CULPA IN ELIGENDO: ZUR FLUKTUATION VON FRAUEN IN VORSTANDSPOSITIONEN

Wachsende Fluktuation von Frauen in Vorstands­positionen und daraus resultierende Auswirkungen auf die Geschlechtergleichstellung in der Unternehmensführung sind drängende Themen. Wieso verlassen so viele hoch qualifizierte Frauen ihre Vorstandspositionen frühzeitig?

Die Einführung gesetzlicher Vorschriften in Deutschland, die große börsennotierte Unternehmen dazu verpflichten, bei Vorstandsneu­besetzungen mindestens einen Posten mit einer Frau zu besetzen, hat mitgewirkt, den Frauen­anteil in Vorständen zu erhöhen. 2023 be­trug der Frauenanteil in den Vorständen der DAX-­Unter­nehmen 17 %. Dieser Fortschritt allein reicht aber nicht aus, da viele Frauen nach kurzer Zeit ihre Vorstandspositionen verlassen. Österreich wird bei der Vorstandsquote wohl bald nachziehen.

Eine höhere Fluktuation von Führungs­­kräften macht die Organisation eher langsamer, und dies wird teurer; ein Dilemma auch für Auf­sichts­organe. Um die Gründe dafür zu ver­stehen, hat der deutsche Ökonom Stephan Jansen nun wissenschaftliche Studien analysiert:

  1. In Zeiten volatiler Märkte und technolo­gischer Disruption steht das Management unter hohem Druck. Komplexere Entscheidungen und verstärkte Anforderungen an Compliance und Reporting könnten zu einer höheren Fluktuation bei Führungskräften führen – inklusive Frauen.

  2. Übermäßig selbstbewusste Manager werden in Auswahlprozessen bevorzugt. Männer neigen häufiger zur Überzuversicht als Frauen, was ihre längere Verweildauer erklären könnte.

  3. Frauen könnten aufgrund von Quoten­regelungen schneller in Vorstands­positionen auf­steigen, aber sie könnten auch weniger Erfahrung in Gremienarbeit haben, was zu kürzeren Verweildauern führen könnte.
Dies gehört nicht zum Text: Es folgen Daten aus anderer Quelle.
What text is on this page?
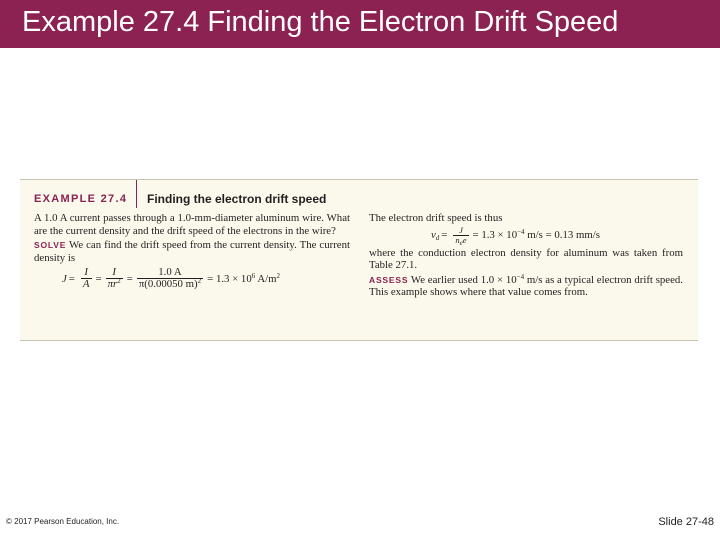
Example 27.4 Finding the Electron Drift Speed
EXAMPLE 27.4 Finding the electron drift speed

A 1.0 A current passes through a 1.0-mm-diameter aluminum wire. What are the current density and the drift speed of the electrons in the wire?

SOLVE We can find the drift speed from the current density. The current density is

$J = \frac{I}{A} = \frac{I}{\pi r^2} = \frac{1.0 A}{\pi(0.00050 m)^2} = 1.3 \times 10^6$ $A/m^2$

The electron drift speed is thus

$v_d = \frac{J}{n_ee} = 1.3 \times 10^{-4}$ m/s = 0.13 mm/s

where the conduction electron density for aluminum was taken from Table 27.1.

ASSESS We earlier used $1.0 \times 10^{-4}$ m/s as a typical electron drift speed. This example shows where that value comes from.

© 2017 Pearson Education, Inc.	Slide 27-48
  4. Externe ­Managerinnen bleiben möglicherweise länger als externe Manager, aber kürzer als interne Aufsteiger.

  5. Die verstärkte Nachfrage nach Frauen in Vorstandspositionen könnte zu häufigeren Wechseln führen, was nicht unbedingt ein Zeichen des Scheiterns ist, vielmehr das Gegenteil.

  6. Frauen werden oft in Positionen berufen, die schneller ersetzbar sind, da sie in verschiedenen Branchen vergleichbar sind.

Conclusio: Frauen haben möglicherweise mehr Auswahlmöglichkeiten und wechseln daher häufiger, wenn die Rahmenbedingungen stimmen. Eine wichtige Erkenntnis ist, dass die Anwesen­heit von Frauen in Aufsichtsräten die Verweil­dauer von Frauen in Vorständen verlängern kann und die Unternehmensleistung steigert.

Heiner Thorborg, Grandseigneur der deutschen Personalberaterbranche und großer Förderer von Frauen in Führungspositionen: „So drängt sich zumindest mir der Eindruck auf, dass Männer einfach nicht gut genug sind in der professionellen Beurteilung von Frauen.“

Die Auswahl von Vorständen und Vor­ständinnen durch Personalberater (und somit der Aufsichtsorgane) wird sorgfältiger erfolgen müssen, um sicherzustellen, dass die bestquali­fizierten Personen die Positionen besetzen, un­­abhängig von ihrem Geschlecht – nicht nur im Interesse der Frauen, sondern auch im Interesse der Unternehmen und ihrer Mitarbeiter.

Viktoria Kickinger ist ­Gründerin und Geschäftsführerin der Directors Academy. Zudem ist sie eine erfahrene Aufsichtsrätin und Leiterin der CSE-Zertifizierungs­kommission für Aufsichtsräte.